General Miller said the inmates [tortured prisoners], had been kept in custody because they had valuable information to impart. "There is intelligence of enormous value to the nation that is received every day" from the questioning, he said. The efficiency of the investigation teams has greatly improved, the general said, adding:

"We've gotten better at what we do. But as we go about developing intelligence, it takes some amount of time."

General Miller said officials were trying to determine whether the arrests on suspicion of espionage [scapegoats] of three men who worked here and had contact with detainees [tortured prisoners] indicated a wider effort to infiltrate the camp. [Just plain rubbish.]

Defense [War] Department officials have said they plan to review tapes of some of the questioning [torture] to see whether they were mistranslated as part of a sabotage effort by translators. [Scapegoats.] Two translators, one an enlisted member in the Air Force and the other a contract employee, have been arrested on suspicion of espionage. [Scapegoats for the Coalition of the Killing's propaganda PR, of allegedly being attacked, to help bolster support to continue to torture prisoners, in contravention of the Geneva Convention and holding them without charge or trial.]

[War] officials said that they were found with classified information that they were trying to take off the base and that they were suspected of an effort to carry messages from detainees to people abroad. [Just plain rubbish!]

More strikingly, the Islamic chaplain at the base, Capt. James J. Yee of the Army, also known as Youssef Yee, was arrested on Sept. 10 after [allegedly] customs officers found a map of the base in his belongings as he was starting on home leave. The [War] officials also said Captain Yee might have had messages from detainees [prisoners], as well as notes about which detainees [tortured prisoners'] had been questioned by which investigators and on what subjects.

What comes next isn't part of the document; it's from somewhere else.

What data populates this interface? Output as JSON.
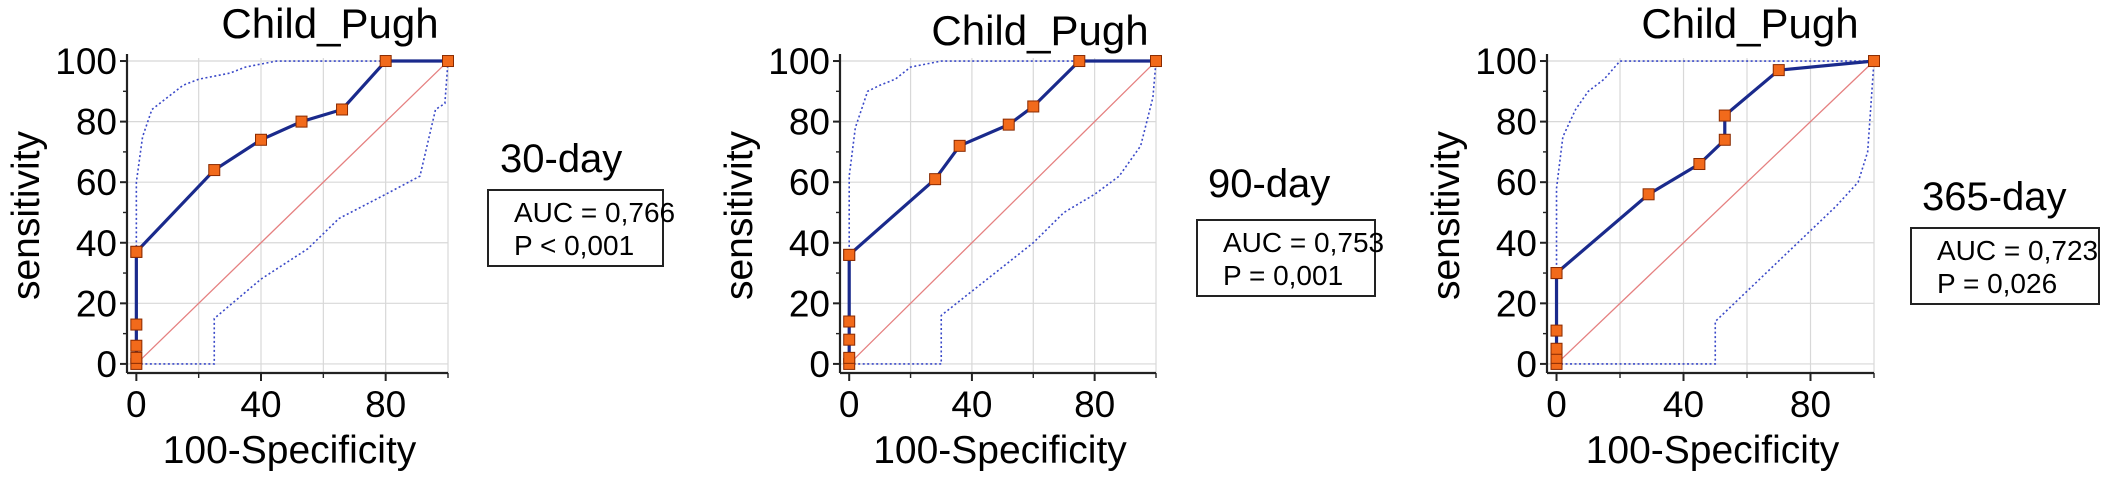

[War] General Miller said investigators were trying to assess "the seriousness and breadth" of the problem. A team of about 24 investigators from the Army Southern Command in Miami began work on Wednesday to determine whether there was a wide conspiracy to infiltrate the base. [Just plain propaganda and fear mongering rubbish!]

It was unclear whether the new investigation would further slow releasing detainees [tortured prisoners], or taking them to military tribunals, [ and or charging them with a crime.]

[But it was very clear, that the lies and propaganda purported by the war criminals, was made up to ensure that the alleged investigation would further slow the torture and releasing of the prisoners or of charging them with any crime.]

In July, the [war] administration designated six detainees [tortured prisoners], who it said President Bush had deemed eligible for military tribunals. The group includes two Britons and one Australian. Their governments have [allegedly] objected to their being tried in a proceeding, without the usual safeguards, that could theoretically impose the death penalty.

Military tribunals, solely for noncitizens, are much more tightly controlled than civilian courts. [Military tribunals are just plain rubbish.]

American [war] officials offered assurances that the crimes with which the suspects [scapegoats for the Coalition of the Killing], would be charged would not carry the death penalty. But disapproval, especially in Britain, has produced a drawn-out negotiation that has delayed any trial. American [war] officials said they were sensitive to the problem and did not want to create new political difficulties for Prime Minister Tony Blair, an ally in the Iraq war.